Back in 1909, Adolph Hitler was a jobbing artist in Vienna and Lenin was in exile. The house where they allegedly played the game belonged to a prominent Jewish family, who left the Austro-Hungarian capital in the run-up to the Second World War and leaving a part of their property to the housekeeper. The etching and the chess set pictured on it were among the possessions left.According to Mullock’s auctioning house, there are five copies of this etching. The one that has been placed for bidding has the pencil signatures of Hitler and Lenin on the reverse. Experts are only 80% sure that the signatures are original.

 

 

The etching was allegedly drawn from nature by the future Fuhrer’s art teacher, Emma Lowenstramm, and is dated 1909.
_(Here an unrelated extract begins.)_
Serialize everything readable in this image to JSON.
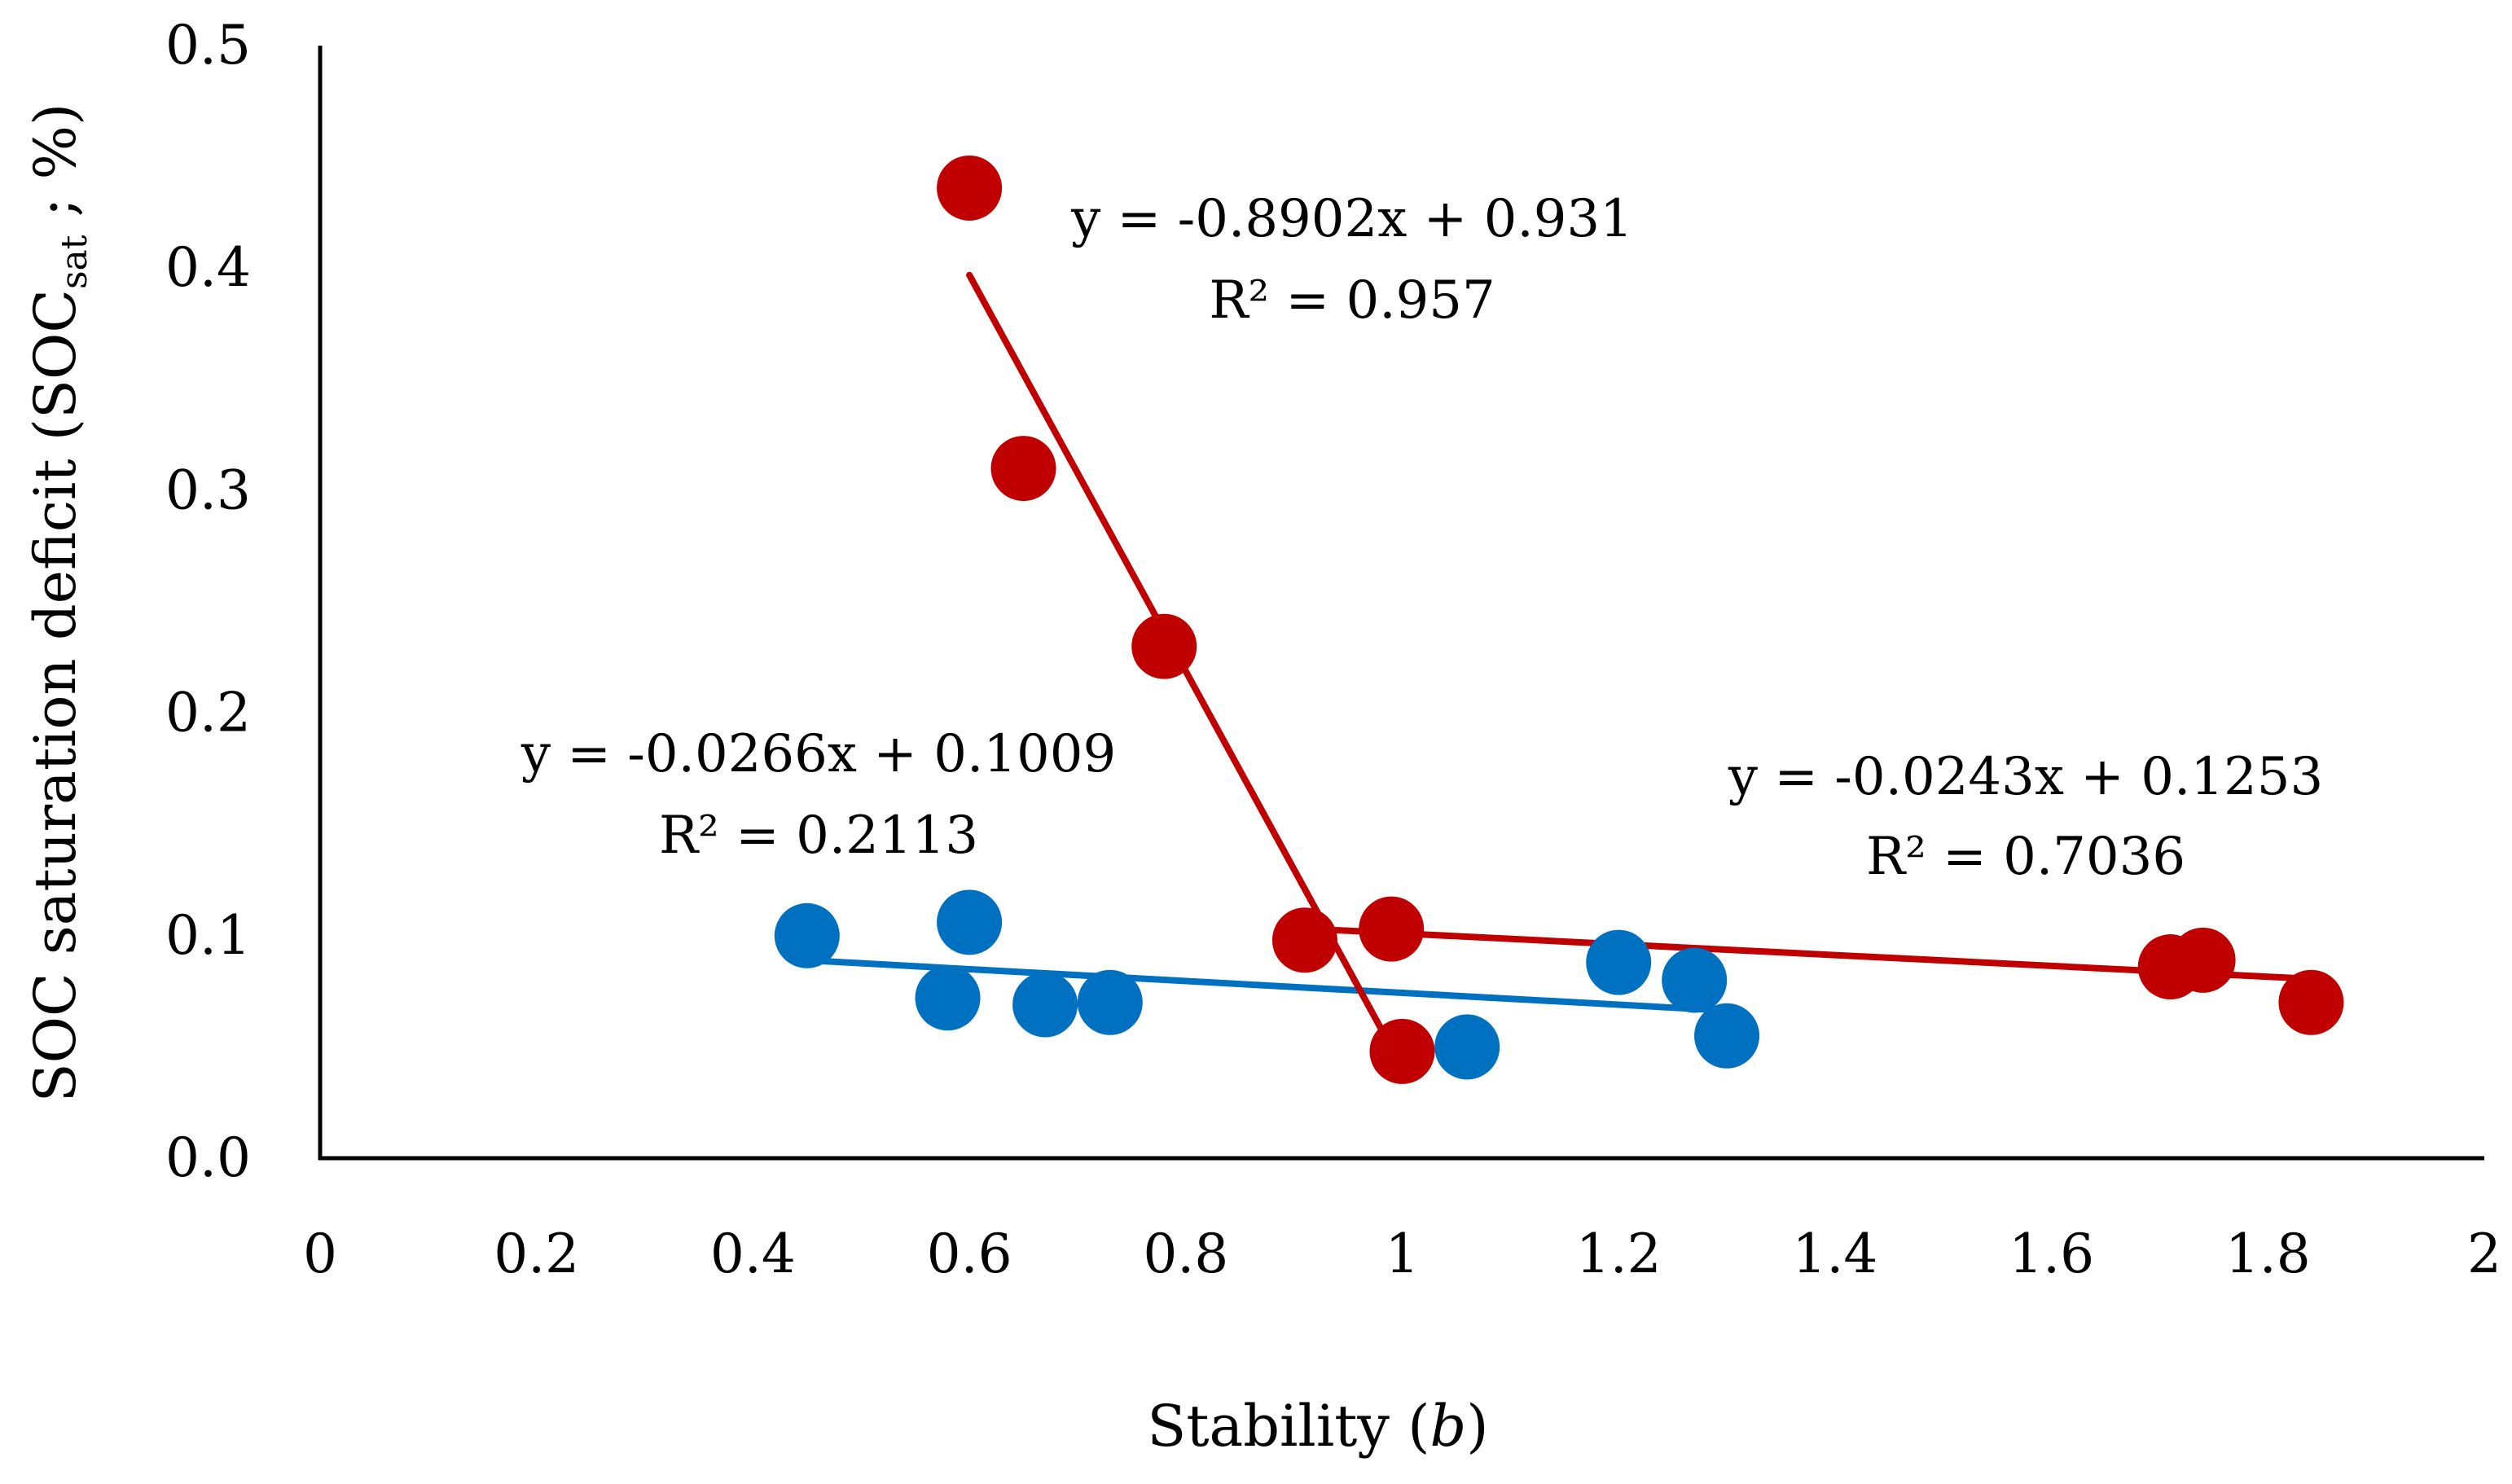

Now the image and the chess set belong to the great-great grandson of the housekeeper, who now wants to sell the items. The unnamed vendor asserts that his father devoted all his life to prove the authenticity of the image. The lot is accompanied by a 300-page research document with proofs that the paper and the signatures are original. The preliminary price of the two items is estimated at £40,000 (approximately $65,000).

Experts still doubt authenticity of the engraving. Historians do not have any confirmed information that Lenin and Hitler ever met at all. They are also not so sure that Lenin happened to be in Vienna in 1909. Moreover, by that time, Lenin was already bald, whereas the engraving pictures somebody not lacking hair (presumably, Hitler is on the left, by the window, and Lenin is opposite him).

The last argument, however, was challenged by the auctioneer, asserting that Lenin could have used a wig for the sake of conspiracy.

British historian Helen Rappaport, the author of the book “Conspirator: Lenin in Exile”, believes that an engraving is a fruit of the imagination. However, she supposes that the player in front of Hitler could be someone from the Bolsheviks, or one of Lenin’s acquaintances living in emigration.

Mullock’s have set October 1 as the date for the auction.